All public schools will have injectable epinephrine to administer to children with extreme allergic reactions after a child suffered a deadly allergic reaction to a peanut at a Richmond area school.
In the wake of the Penn State child sex abuse scandal, failing to swiftly report child molestation becomes a more serious and costly offense for people in specific positions, including sports coaches, with a tenfold increase in fines.
And private or nonprofit adoption agencies may refuse to place a child in foster care or with adoptive parents if the placement would violate the organization’s moral or religious beliefs, including opposition to homosexuality.
The ultrasound mandate for abortions drew large Capitol Square protests that, in March, resulted in the arrest of 30 protesters during a Capitol steps sit-in. It also brought ridicule for Virginia officials, including Republican legislators and Gov. Bob McDonnell, from “Saturday Night Live,” “The Daily Show with Jon Stewart” and other cable and late-night television personalities.

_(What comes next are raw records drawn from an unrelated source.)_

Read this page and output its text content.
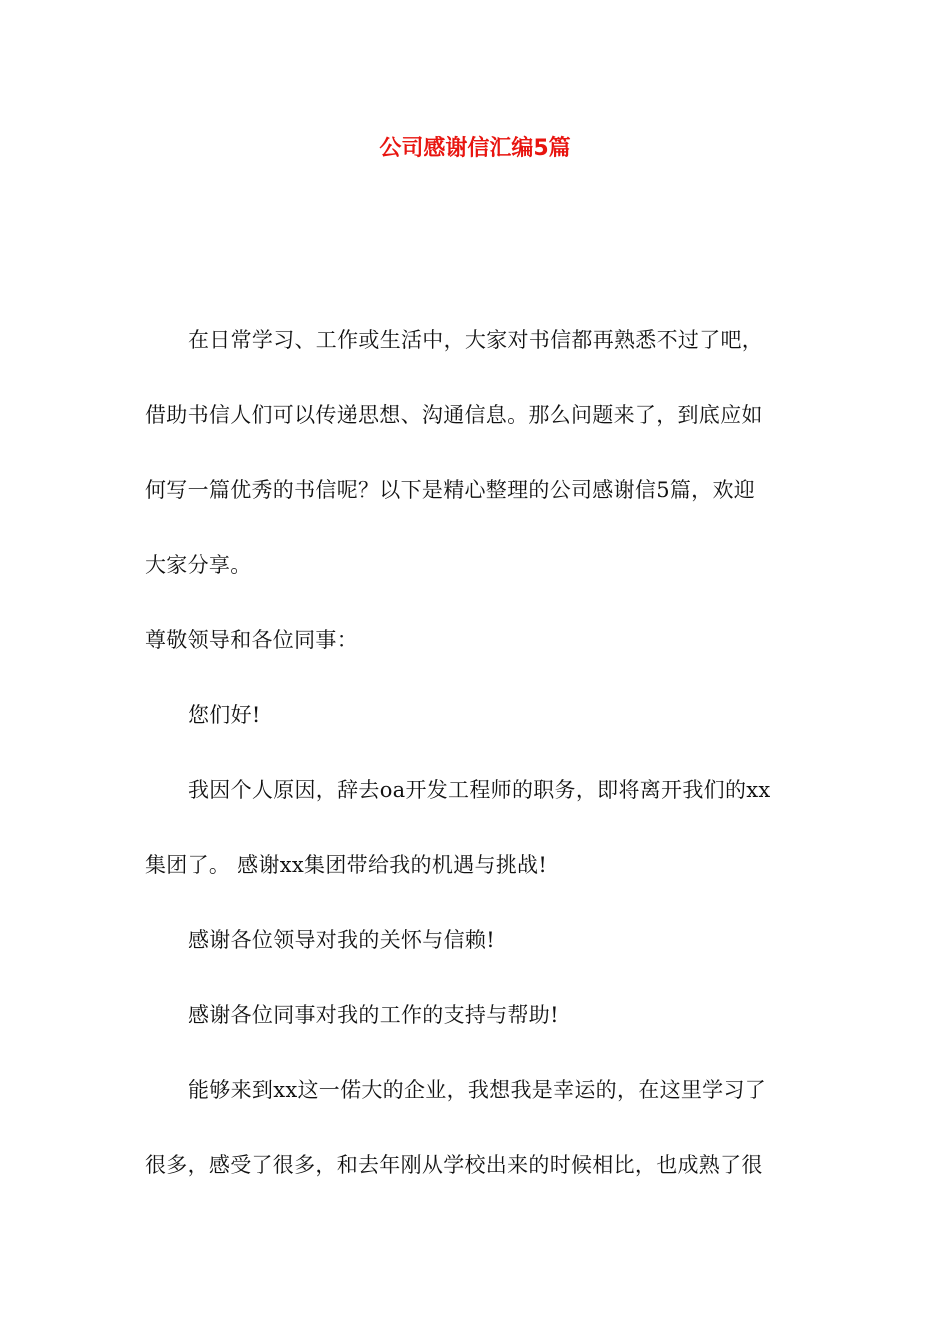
公司感谢信汇编5篇

在日常学习、工作或生活中，大家对书信都再熟悉不过了吧，

借助书信人们可以传递思想、沟通信息。那么问题来了，到底应如

何写一篇优秀的书信呢？以下是精心整理的公司感谢信5篇，欢迎

大家分享。

尊敬领导和各位同事：

您们好!

我因个人原因，辞去oa开发工程师的职务，即将离开我们的xx

集团了。 感谢xx集团带给我的机遇与挑战!

感谢各位领导对我的关怀与信赖!

感谢各位同事对我的工作的支持与帮助!

能够来到xx这一偌大的企业，我想我是幸运的，在这里学习了

很多，感受了很多，和去年刚从学校出来的时候相比，也成熟了很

Initially, the GOP-backed legislation would have compelled women to undergo a vaginally invasive form of ultrasound, which opponents labeled state-mandated sodomy. Republicans countered that “transvaginal ultrasounds” are common practice in very early term abortions. But as the state became a laughingstock, McDonnell persuaded House and Senate Republicans to water down the bill my eliminating the mandated invasive procedure. It sailed through the House, with its lopsided Republican majority, but emerged from the evenly split Senate only after hours of searing debate. Democratic amendments that would have required insurance companies to pay the costs or have the state pay the bills for uninsured women were also rejected. McDonnell signed the bill into law.
The tighter voter ID requirements evoked angry comparisons to Jim Cro-era voter suppression tactics from opponents who say it targets minorities, the elderly and poor. It requires voters who lack proper identification to cast provisional ballots that are counted only if the voter later presents valid ID to local election officials. Present law allows voters lacking ID to cast regular ballots after signing affidavits affirming they are who they claim to be.
And while the effective date is July 1, it still needs approval from the U.S. Justice Department under the 1965 Voting Rights Act.